Something you’ve done with recent Mortal Kombat games, as well as with the Injustice titles, is have a lot of guest characters. With the MK games, they’ve been themed in the roster they include, like one has horror movie characters, and one has ’80s action movie characters. What is the process like for reaching out to those companies and licensing those characters? How often do these companies have concerns about their characters getting their heads cut off or their hearts ripped out?
You know, we’ve had plenty of polite “no thank you”s because we’ll send them a video of our Fatalties and go, “Oh, by the way, this is what’s going to happen to your characters.” Some of them just go “nope,” and then that’s the end of the discussion. But usually, when it’s something like Freddy Krueger or Jason or Texas Chainsaw Massacre, they’re like, “Yeah, we’ve done that before, so no big deal.” And that’s why we’ve seen a lot of horror movies, or Alien, RoboCop, Terminator, Rambo, all of those. And again, it’s like I was saying before, we’re children of the ’80s, and so that’s the kind of stuff we grew up on.
One of the big things these newer games do is the X-ray moves, which allow you to perform these flashy attacks that almost seem like finishing moves, but they’re in a match and just do a lot of damage. Where did this idea come from, and how did you implement it in a way that felt balanced within the gameplay?

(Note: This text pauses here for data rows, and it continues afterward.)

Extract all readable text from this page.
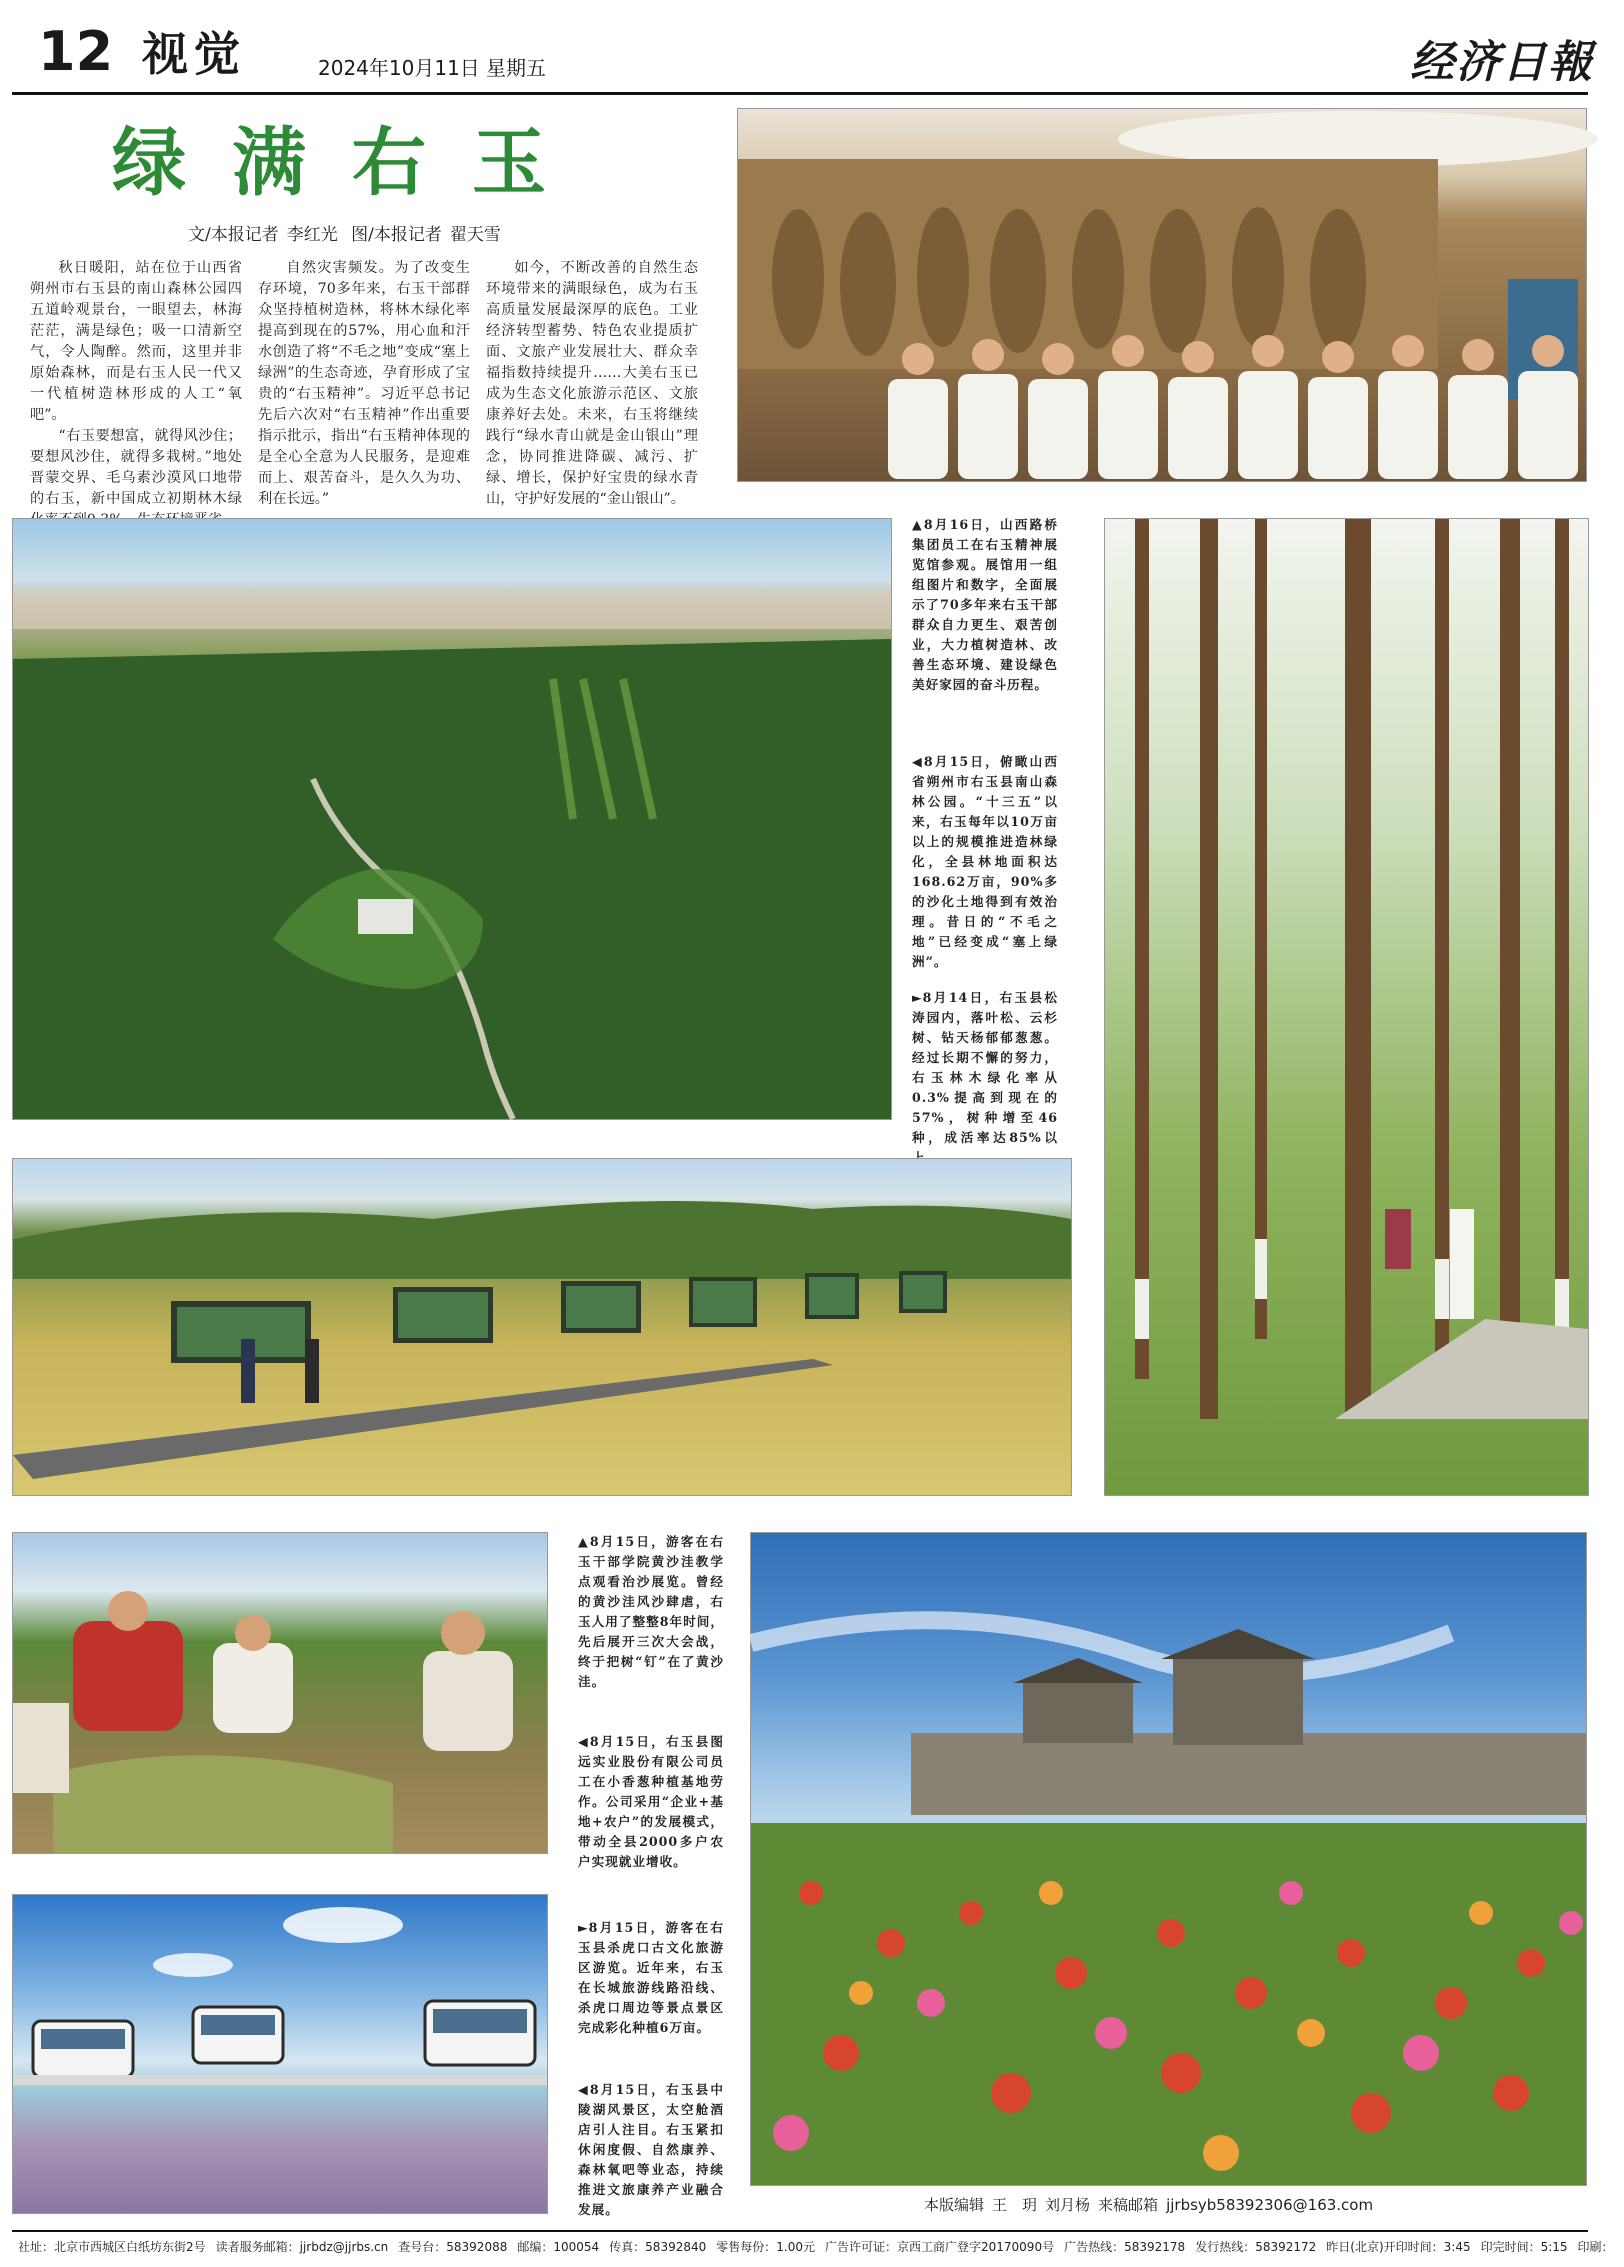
12 视觉	2024年10月11日 星期五	经济日報
绿满右玉
文/本报记者 李红光 图/本报记者 翟天雪

秋日暖阳，站在位于山西省朔州市右玉县的南山森林公园四五道岭观景台，一眼望去，林海茫茫，满是绿色；吸一口清新空气，令人陶醉。然而，这里并非原始森林，而是右玉人民一代又一代植树造林形成的人工“氧吧”。

“右玉要想富，就得风沙住；要想风沙住，就得多栽树。”地处晋蒙交界、毛乌素沙漠风口地带的右玉，新中国成立初期林木绿

自然灾害频发。为了改变生存环境，70多年来，右玉干部群众坚持植树造林，将林木绿化率提高到现在的57%，用心血和汗水创造了将“不毛之地”变成“塞上绿洲”的生态奇迹，孕育形成了宝贵的“右玉精神”。习近平总书记先后六次对“右玉精神”作出重要指示批示，指出“右玉精神体现的是全心全意为人民服务，是迎难而上、艰苦奋斗，是久久为功、利在长远。”

如今，不断改善的自然生态环境带来的满眼绿色，成为右玉高质量发展最深厚的底色。工业经济转型蓄势、特色农业提质扩面、文旅产业发展壮大、群众幸福指数持续提升……大美右玉已成为生态文化旅游示范区、文旅康养好去处。未来，右玉将继续践行“绿水青山就是金山银山”理念，协同推进降碳、减污、扩绿、增长，保护好宝贵的绿水青山，守护好发展的“金山银山”。

▲8月16日，山西路桥集团员工在右玉精神展览馆参观。展馆用一组组图片和数字，全面展示了70多年来右玉干部群众自力更生、艰苦创业，大力植树造林、改善生态环境、建设绿色美好家园的奋斗历程。

◀8月15日，俯瞰山西省朔州市右玉县南山森林公园。“十三五”以来，右玉每年以10万亩以上的规模推进造林绿化，全县林地面积达168.62万亩，90%多的沙化土地得到有效治理。昔日的“不毛之地”已经变成“塞上绿洲”。

►8月14日，右玉县松涛园内，落叶松、云杉树、钻天杨郁郁葱葱。经过长期不懈的努力，右玉林木绿化率从0.3%提高到现在的57%，树种增至46种，成活率达85%以

▲8月15日，游客在右玉干部学院黄沙洼教学点观看治沙展览。曾经的黄沙洼风沙肆虐，右玉人用了整整8年时间，先后展开三次大会战，终于把树“钉”在了黄沙洼。

◀8月15日，右玉县图远实业股份有限公司员工在小香葱种植基地劳作。公司采用“企业+基地+农户”的发展模式，带动全县2000多户农户实现就业增收。

►8月15日，游客在右玉县杀虎口古文化旅游区游览。近年来，右玉在长城旅游线路沿线、杀虎口周边等景点景区完成彩化种植6万亩。

◀8月15日，右玉县中陵湖风景区，太空舱酒店引人注目。右玉紧扣休闲度假、自然康养、森林氧吧等业态，持续推进文旅康养产业融合发展。	本版编辑 王　玥 刘月杨 来稿邮箱 jjrbsyb58392306@163.com
社址：北京市西城区白纸坊东街2号 读者服务邮箱：jjrbdz@jjrbs.cn 查号台：58392088 邮编：100054 传真：58392840 零售每份：1.00元 广告许可证：京西工商广登字20170090号 广告热线：58392178 发行热线：58392172 昨日(北京)开印时间：3:45 印完时间：5:15 印刷：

It was actually a number of movies, and even there was a game called Blitz: The League that Midway had done, and they had these moves that were similar to these X-ray moves, where you go inside the body, and it would break, and it was very visceral. So, it was inspired by a number of other games or something we’d see in the movies. It was kind of like the Mortal Kombat version of that, where you actually see the bone breaking. You know, it took a decent amount of time for us to choreograph the feel of that and develop the tech for all that, and it turned out great. I mean, to this day, we’re showing the insides of your opponents just to keep things really visceral.
It has been a while since we’ve gotten some big news on the Mortal Kombat front. Are you able to tease more about when fans can expect to hear more about the future of the series?
I wish. I wish I could. I’ll tell you what: On Twitter, I’ll make a comment that has nothing to do with Mortal Kombat, and 75 percent of the responses are, “When’s Mortal Kombat 12? When’s Injustice 3?” “What’s our next game,” basically. As much as I’d love to reveal what we’re planning, I think part of the fun is our campaign. When we first launch the tease, then we show an announce video, then we show gameplay. Players love that, and I think if we just blurted out verbally, it would just kind of ruin the party. It’s like somebody revealing that there’s a surprise party on Friday at 7 o’clock at this person’s house. Then it’s not a surprise anymore.
We last received a new Mortal Kombat game in the form of Mortal Kombat 11 in 2019. In 2020, that game received a major expansion called Aftermath, which added new stages, characters, and a second story.